壁にかかっている時計を見ると、昼になっていた。


伸びをしてベッドから降り、タバコをくわえて火をつけた。



そのまま下に降りると、優がソファーに座ってテレビを見ていた。



「薫おはよ!昨日はごめんね…。何か疲れちゃって!でももう大丈夫だよ!」


優は笑って言った。


「涼風にキスでもしてもらったか?」


そう聞くと、優の顔は赤くなった。


「そんなことしてないもん!」


よかった。


いつもの優だ。


「まぁ心配してなかったから気にすんな。

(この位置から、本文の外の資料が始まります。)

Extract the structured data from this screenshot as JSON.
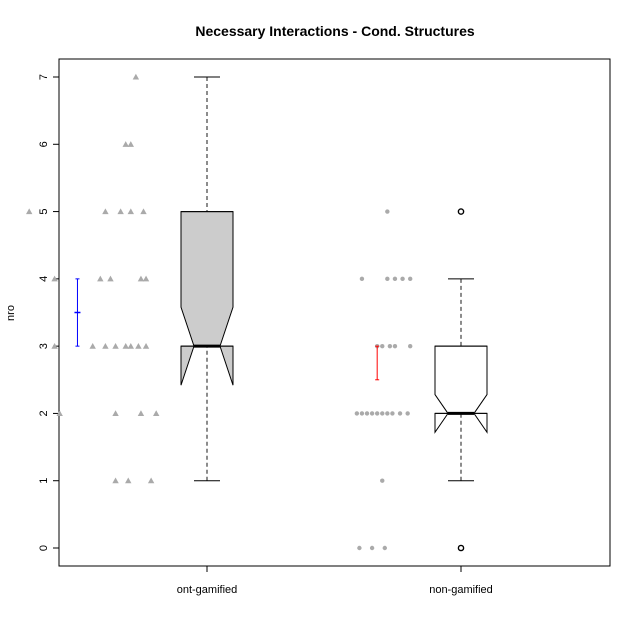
{
  "chart_data": {
    "type": "boxplot",
    "title": "Necessary Interactions - Cond. Structures",
    "xlabel": "",
    "ylabel": "nro",
    "ylim": [
      0,
      7
    ],
    "yticks": [
      "0",
      "1",
      "2",
      "3",
      "4",
      "5",
      "6",
      "7"
    ],
    "notched": true,
    "categories": [
      "ont-gamified",
      "non-gamified"
    ],
    "boxes": [
      {
        "category": "ont-gamified",
        "fill": "#cccccc",
        "min": 1,
        "q1": 3,
        "median": 3,
        "q3": 5,
        "max": 7,
        "notch_low": 2.42,
        "notch_high": 3.58,
        "outliers": [],
        "mean": 3.5,
        "mean_ci": [
          3.0,
          4.0
        ],
        "mean_color": "#0000ff",
        "jitter_marker": "triangle",
        "jitter_points": [
          {
            "y": 7,
            "dx": 0.72
          },
          {
            "y": 6,
            "dx": 0.68
          },
          {
            "y": 6,
            "dx": 0.7
          },
          {
            "y": 5,
            "dx": 0.3
          },
          {
            "y": 5,
            "dx": 0.6
          },
          {
            "y": 5,
            "dx": 0.66
          },
          {
            "y": 5,
            "dx": 0.7
          },
          {
            "y": 5,
            "dx": 0.75
          },
          {
            "y": 4,
            "dx": 0.4
          },
          {
            "y": 4,
            "dx": 0.58
          },
          {
            "y": 4,
            "dx": 0.62
          },
          {
            "y": 4,
            "dx": 0.74
          },
          {
            "y": 4,
            "dx": 0.76
          },
          {
            "y": 3,
            "dx": 0.4
          },
          {
            "y": 3,
            "dx": 0.55
          },
          {
            "y": 3,
            "dx": 0.6
          },
          {
            "y": 3,
            "dx": 0.64
          },
          {
            "y": 3,
            "dx": 0.68
          },
          {
            "y": 3,
            "dx": 0.7
          },
          {
            "y": 3,
            "dx": 0.73
          },
          {
            "y": 3,
            "dx": 0.76
          },
          {
            "y": 2,
            "dx": 0.42
          },
          {
            "y": 2,
            "dx": 0.64
          },
          {
            "y": 2,
            "dx": 0.74
          },
          {
            "y": 2,
            "dx": 0.8
          },
          {
            "y": 1,
            "dx": 0.64
          },
          {
            "y": 1,
            "dx": 0.69
          },
          {
            "y": 1,
            "dx": 0.78
          }
        ]
      },
      {
        "category": "non-gamified",
        "fill": "#ffffff",
        "min": 1,
        "q1": 2,
        "median": 2,
        "q3": 3,
        "max": 4,
        "notch_low": 1.72,
        "notch_high": 2.28,
        "outliers": [
          5,
          0
        ],
        "mean": 2.75,
        "mean_ci": [
          2.5,
          3.0
        ],
        "mean_color": "#ff0000",
        "jitter_marker": "circle",
        "jitter_points": [
          {
            "y": 5,
            "dx": 1.71
          },
          {
            "y": 4,
            "dx": 1.61
          },
          {
            "y": 4,
            "dx": 1.71
          },
          {
            "y": 4,
            "dx": 1.74
          },
          {
            "y": 4,
            "dx": 1.77
          },
          {
            "y": 4,
            "dx": 1.8
          },
          {
            "y": 3,
            "dx": 1.67
          },
          {
            "y": 3,
            "dx": 1.69
          },
          {
            "y": 3,
            "dx": 1.72
          },
          {
            "y": 3,
            "dx": 1.74
          },
          {
            "y": 3,
            "dx": 1.8
          },
          {
            "y": 2,
            "dx": 1.59
          },
          {
            "y": 2,
            "dx": 1.61
          },
          {
            "y": 2,
            "dx": 1.63
          },
          {
            "y": 2,
            "dx": 1.65
          },
          {
            "y": 2,
            "dx": 1.67
          },
          {
            "y": 2,
            "dx": 1.69
          },
          {
            "y": 2,
            "dx": 1.71
          },
          {
            "y": 2,
            "dx": 1.73
          },
          {
            "y": 2,
            "dx": 1.76
          },
          {
            "y": 2,
            "dx": 1.79
          },
          {
            "y": 1,
            "dx": 1.69
          },
          {
            "y": 0,
            "dx": 1.6
          },
          {
            "y": 0,
            "dx": 1.65
          },
          {
            "y": 0,
            "dx": 1.7
          }
        ]
      }
    ],
    "colors": {
      "jitter": "#aaaaaa",
      "box_stroke": "#000000",
      "whisker": "#666666"
    }
  }
}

」


煙を吐いて優に言った。


「それはそれでヒドいよね?」


「うるせぇ。…信頼してるだけだ。」


そう言うと嬉しそうにしていた。



それにしても…昨日の違和感は何だったんだろうか?



さほど気にせずにコーヒーを入れて飲み始めた。



「コーヒーが入ってるが理恵来てたのか?」


「うん!仕事あるからまた夕方に来るって言ってたよ!」



あいつも気になってたのか。



金持ちの娘なのに気が利くな~…。



テレビを見ていると急に画面が変わり、急にニュース番組に変わった。


キャスターが慌ただしく原稿を受け取っている。



「何かあったのか?」


俺はソファーの後ろに立ってテレビを見た。


「わかんない。でもただ事じゃないんじゃないの?」



確かに…。


臨時ニュースなんて滅多にないからな。



『番組の途中ですが臨時ニュースをお送りします。今朝の10時頃に―…










結城グループ社長…結城 誠司さんの娘…結城理恵さんが―…何者かにより刺されました。』



俺はコーヒーカップを床に落として割ってしまった。